Friday, February 13, 2015

Mom guilt

This month has been hard. I feel stuck in a rut. I asked my mom if she ever felt this way when we were little. Her response was that it's called February. Ha! She was so right. The winter doesn't feel so bad when you have holidays and parties filling your time. School break and then getting back in the groove. But you suddenly hit February and it's all blah. Mostly still too cold to be outside much. Gray and bleak most days. Only a made up holiday to look forward to. Just more of the same every day. 

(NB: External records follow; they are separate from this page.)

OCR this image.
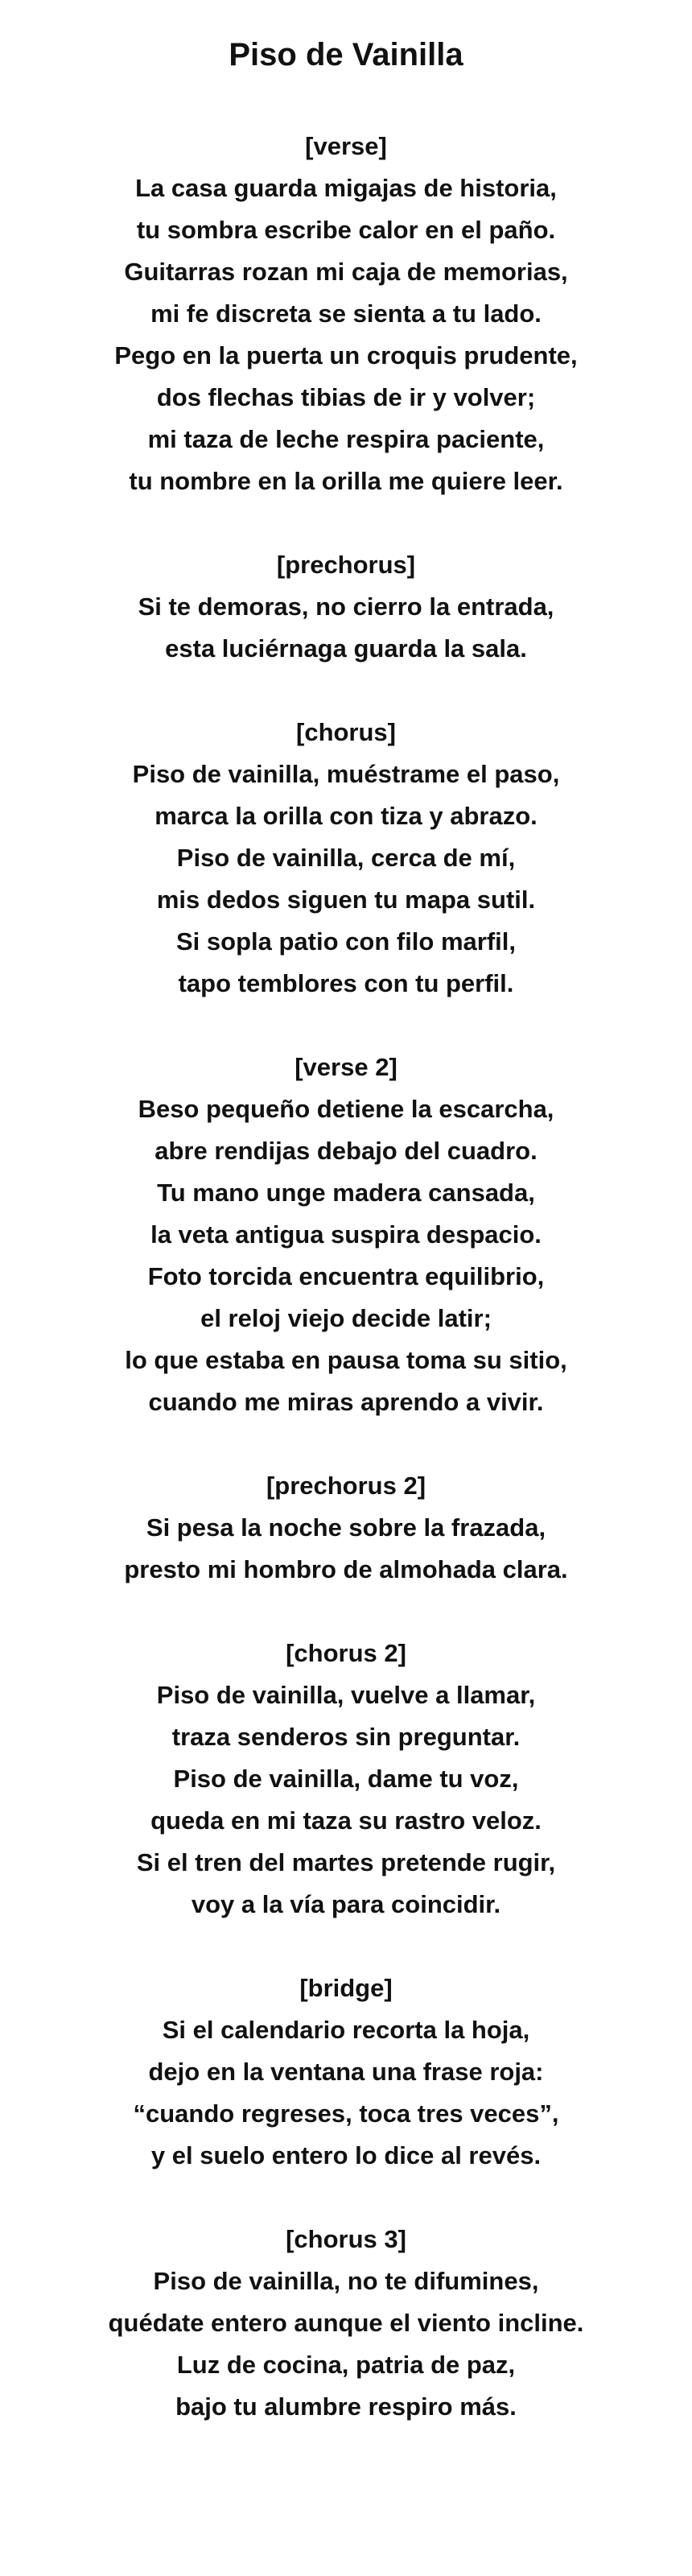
Piso de Vainilla

[verse]

La casa guarda migajas de historia,

tu sombra escribe calor en el paño.

Guitarras rozan mi caja de memorias,

mi fe discreta se sienta a tu lado.

Pego en la puerta un croquis prudente,

dos flechas tibias de ir y volver;

mi taza de leche respira paciente,

tu nombre en la orilla me quiere leer.

[prechorus]

Si te demoras, no cierro la entrada,

esta luciérnaga guarda la sala.

[chorus]

Piso de vainilla, muéstrame el paso,

marca la orilla con tiza y abrazo.

Piso de vainilla, cerca de mí,

mis dedos siguen tu mapa sutil.

Si sopla patio con filo marfil,

tapo temblores con tu perfil.

[verse 2]

Beso pequeño detiene la escarcha,

abre rendijas debajo del cuadro.

Tu mano unge madera cansada,

la veta antigua suspira despacio.

Foto torcida encuentra equilibrio,

el reloj viejo decide latir;

lo que estaba en pausa toma su sitio,

cuando me miras aprendo a vivir.

[prechorus 2]

Si pesa la noche sobre la frazada,

presto mi hombro de almohada clara.

[chorus 2]

Piso de vainilla, vuelve a llamar,

traza senderos sin preguntar.

Piso de vainilla, dame tu voz,

queda en mi taza su rastro veloz.

Si el tren del martes pretende rugir,

voy a la vía para coincidir.

[bridge]

Si el calendario recorta la hoja,

dejo en la ventana una frase roja:

“cuando regreses, toca tres veces”,

y el suelo entero lo dice al revés.

[chorus 3]

Piso de vainilla, no te difumines,

quédate entero aunque el viento incline.

Luz de cocina, patria de paz,

bajo tu alumbre respiro más.
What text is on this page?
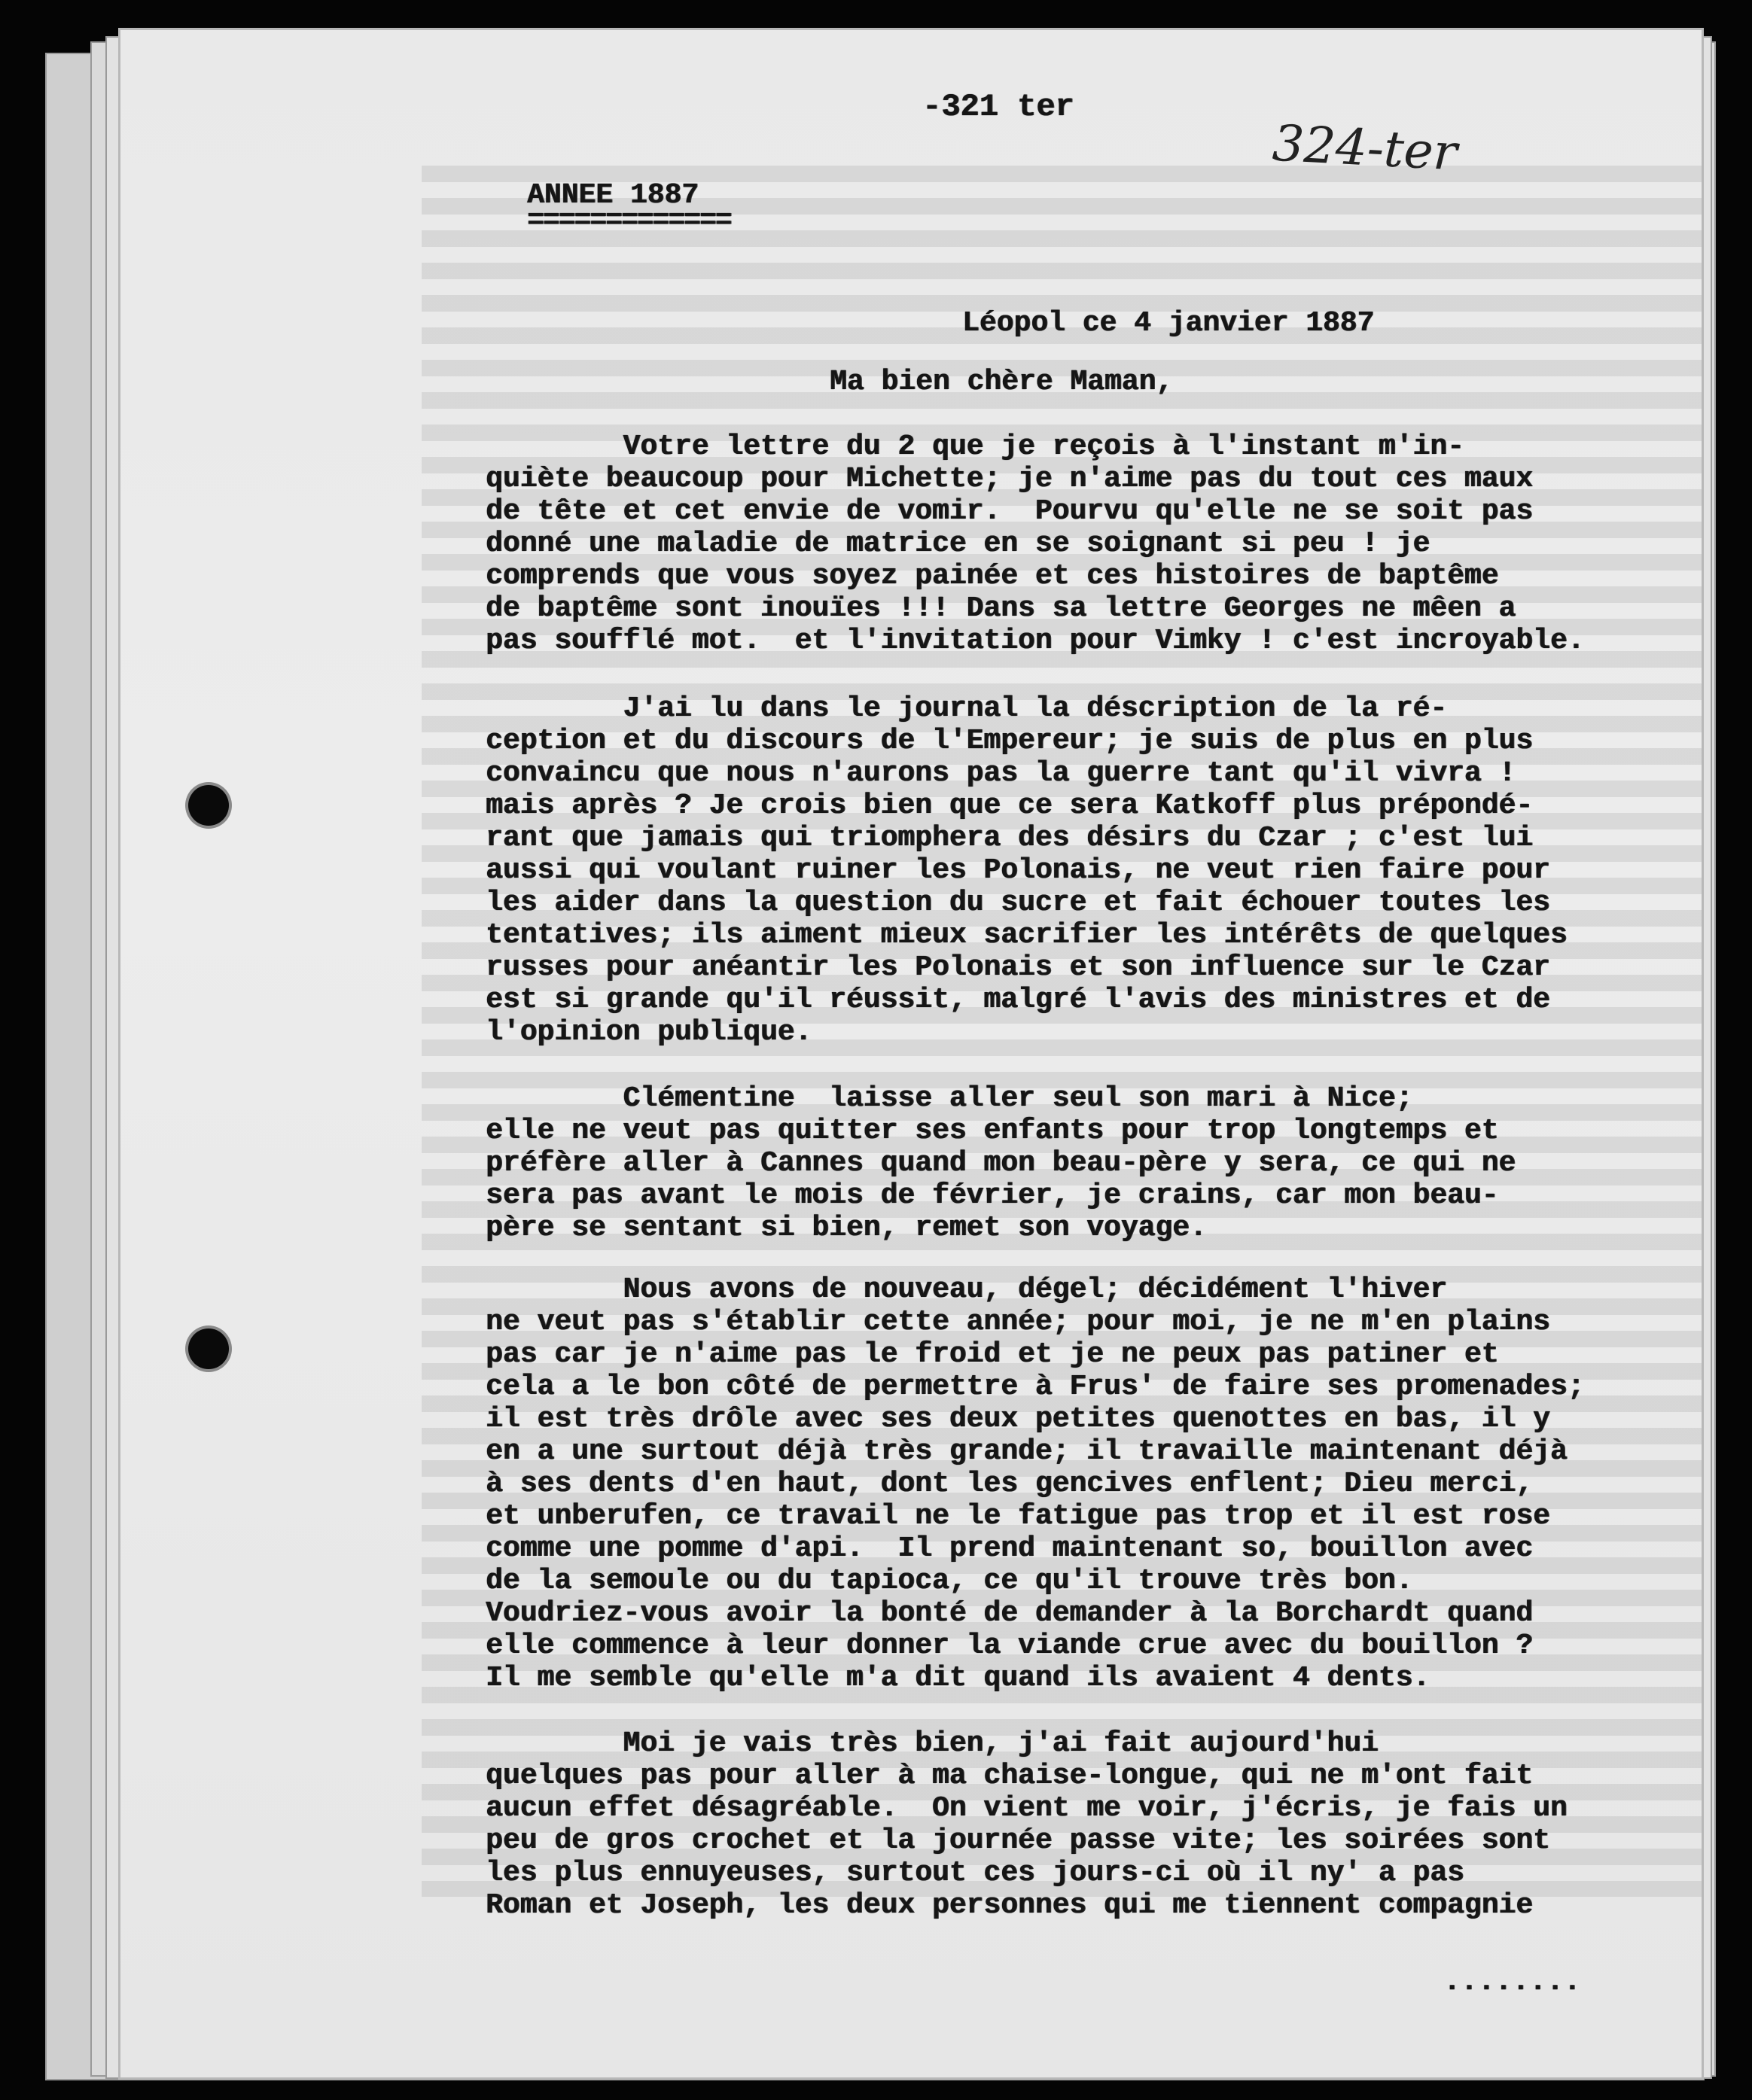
-321 ter
324-ter
ANNEE 1887
=============
Léopol ce 4 janvier 1887
Ma bien chère Maman,
Votre lettre du 2 que je reçois à l'instant m'in-
quiète beaucoup pour Michette; je n'aime pas du tout ces maux
de tête et cet envie de vomir.  Pourvu qu'elle ne se soit pas
donné une maladie de matrice en se soignant si peu ! je
comprends que vous soyez painée et ces histoires de baptême
de baptême sont inouïes !!! Dans sa lettre Georges ne mêen a
pas soufflé mot.  et l'invitation pour Vimky ! c'est incroyable.
J'ai lu dans le journal la déscription de la ré-
ception et du discours de l'Empereur; je suis de plus en plus
convaincu que nous n'aurons pas la guerre tant qu'il vivra !
mais après ? Je crois bien que ce sera Katkoff plus prépondé-
rant que jamais qui triomphera des désirs du Czar ; c'est lui
aussi qui voulant ruiner les Polonais, ne veut rien faire pour
les aider dans la question du sucre et fait échouer toutes les
tentatives; ils aiment mieux sacrifier les intérêts de quelques
russes pour anéantir les Polonais et son influence sur le Czar
est si grande qu'il réussit, malgré l'avis des ministres et de
l'opinion publique.
Clémentine  laisse aller seul son mari à Nice;
elle ne veut pas quitter ses enfants pour trop longtemps et
préfère aller à Cannes quand mon beau-père y sera, ce qui ne
sera pas avant le mois de février, je crains, car mon beau-
père se sentant si bien, remet son voyage.
Nous avons de nouveau, dégel; décidément l'hiver
ne veut pas s'établir cette année; pour moi, je ne m'en plains
pas car je n'aime pas le froid et je ne peux pas patiner et
cela a le bon côté de permettre à Frus' de faire ses promenades;
il est très drôle avec ses deux petites quenottes en bas, il y
en a une surtout déjà très grande; il travaille maintenant déjà
à ses dents d'en haut, dont les gencives enflent; Dieu merci,
et unberufen, ce travail ne le fatigue pas trop et il est rose
comme une pomme d'api.  Il prend maintenant so, bouillon avec
de la semoule ou du tapioca, ce qu'il trouve très bon.
Voudriez-vous avoir la bonté de demander à la Borchardt quand
elle commence à leur donner la viande crue avec du bouillon ?
Il me semble qu'elle m'a dit quand ils avaient 4 dents.
Moi je vais très bien, j'ai fait aujourd'hui
quelques pas pour aller à ma chaise-longue, qui ne m'ont fait
aucun effet désagréable.  On vient me voir, j'écris, je fais un
peu de gros crochet et la journée passe vite; les soirées sont
les plus ennuyeuses, surtout ces jours-ci où il ny' a pas
Roman et Joseph, les deux personnes qui me tiennent compagnie
........
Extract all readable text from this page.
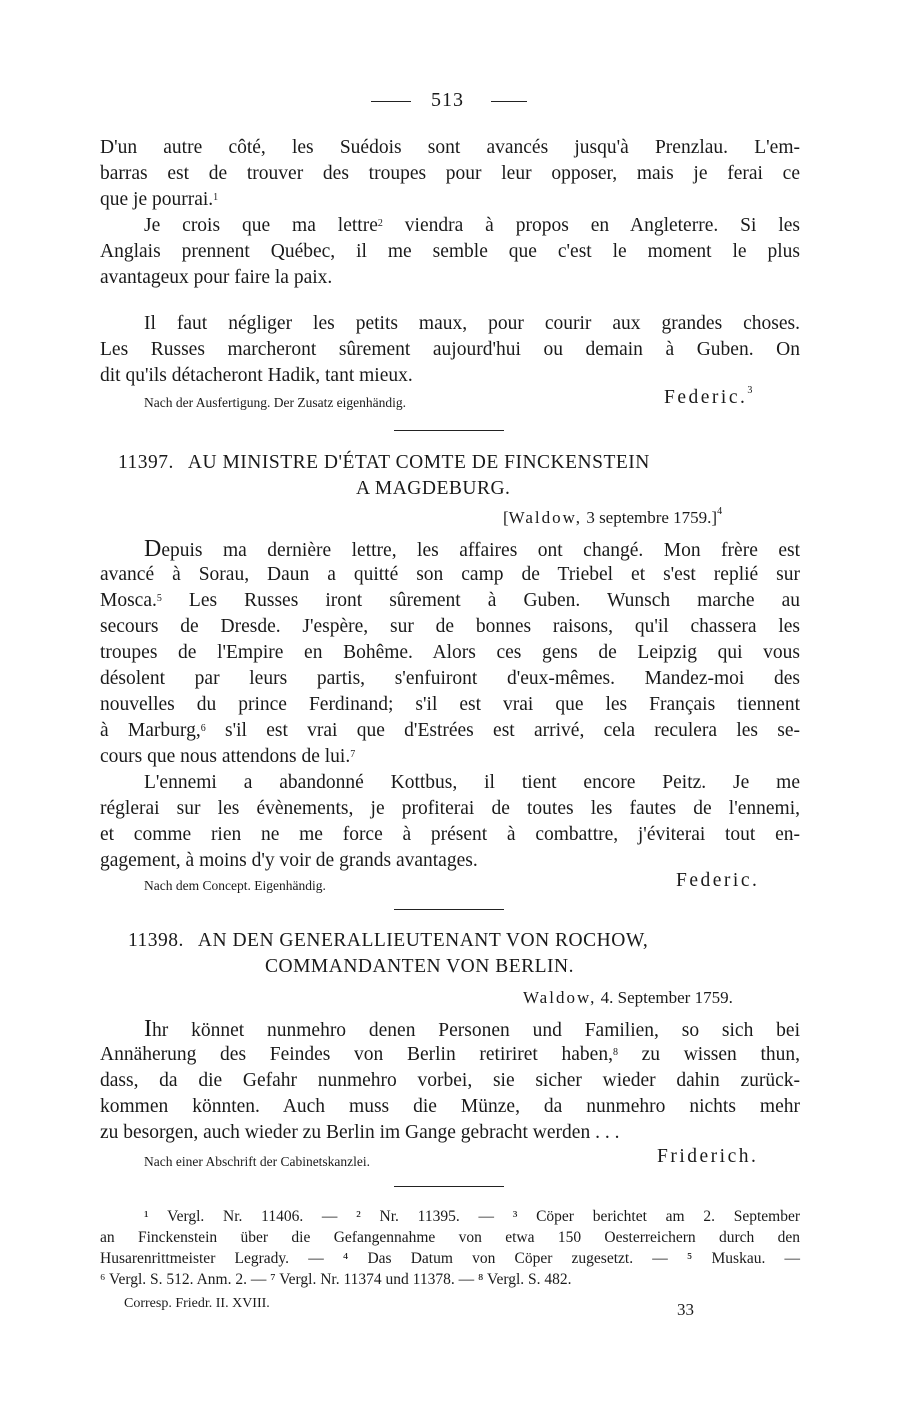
513
D'un autre côté, les Suédois sont avancés jusqu'à Prenzlau. L'em-
barras est de trouver des troupes pour leur opposer, mais je ferai ce
que je pourrai.$^1$
Je crois que ma lettre$^2$ viendra à propos en Angleterre. Si les
Anglais prennent Québec, il me semble que c'est le moment le plus
avantageux pour faire la paix.
Il faut négliger les petits maux, pour courir aux grandes choses.
Les Russes marcheront sûrement aujourd'hui ou demain à Guben. On
dit qu'ils détacheront Hadik, tant mieux.
Nach der Ausfertigung. Der Zusatz eigenhändig.	Federic.$^3$
11397. AU MINISTRE D'ÉTAT COMTE DE FINCKENSTEIN
A MAGDEBURG.
[Waldow, 3 septembre 1759.]$^4$
Depuis ma dernière lettre, les affaires ont changé. Mon frère est
avancé à Sorau, Daun a quitté son camp de Triebel et s'est replié sur
Mosca.$^5$ Les Russes iront sûrement à Guben. Wunsch marche au
secours de Dresde. J'espère, sur de bonnes raisons, qu'il chassera les
troupes de l'Empire en Bohême. Alors ces gens de Leipzig qui vous
désolent par leurs partis, s'enfuiront d'eux-mêmes. Mandez-moi des
nouvelles du prince Ferdinand; s'il est vrai que les Français tiennent
à Marburg,$^6$ s'il est vrai que d'Estrées est arrivé, cela reculera les se-
cours que nous attendons de lui.$^7$
L'ennemi a abandonné Kottbus, il tient encore Peitz. Je me
réglerai sur les évènements, je profiterai de toutes les fautes de l'ennemi,
et comme rien ne me force à présent à combattre, j'éviterai tout en-
gagement, à moins d'y voir de grands avantages.
Nach dem Concept. Eigenhändig.	Federic.
11398. AN DEN GENERALLIEUTENANT VON ROCHOW,
COMMANDANTEN VON BERLIN.
Waldow, 4. September 1759.
Ihr könnet nunmehro denen Personen und Familien, so sich bei
Annäherung des Feindes von Berlin retiriret haben,$^8$ zu wissen thun,
dass, da die Gefahr nunmehro vorbei, sie sicher wieder dahin zurück-
kommen könnten. Auch muss die Münze, da nunmehro nichts mehr
zu besorgen, auch wieder zu Berlin im Gange gebracht werden . . .
Nach einer Abschrift der Cabinetskanzlei.	Friderich.
¹ Vergl. Nr. 11406. — ² Nr. 11395. — ³ Cöper berichtet am 2. September
an Finckenstein über die Gefangennahme von etwa 150 Oesterreichern durch den
Husarenrittmeister Legrady. — ⁴ Das Datum von Cöper zugesetzt. — ⁵ Muskau. —
⁶ Vergl. S. 512. Anm. 2. — ⁷ Vergl. Nr. 11374 und 11378. — ⁸ Vergl. S. 482.
Corresp. Friedr. II. XVIII.	33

On top of the blah-ness of February I get depressed with the two middles birthdays. It's a great celebration and I love seeing how far they have come in a year. And yet, there is bitterness there too. Nevin's genetic diagnosis coming on his birthday. Gavyn being so sick after his birth. It's a rough time for me. I think it is hitting me harder this year since last year was so hard. 

I'm sorry for the joyless post, it is just how I am feeling lately. Stuck in a rut. You know? 

Wake up.
Drink the coffee.
Read, journal.
Breakfast.
Lunch packing.
Dress the children.
Feed the children.
Give the children their medicine and essential oils.
Send the children to school.
Get dressed.
Eat breakfast.
Have a child dropped off at my house.
Play.
Eat.
Read books.
Do a craft.
Lunch.
Play.
Nap.
Kids home from school.
Snack.
Screen time.
Homework.
Dinner.
Bath.
Play time.
Bed time.
Repeat.

I just keep thinking about the beach. Sunrises and sunsets. Sand in my toes. The soothing sound of the waves. Soaking up the sun. A nap on a beach towel. 

It's time for this mommy to get a mommy vacation!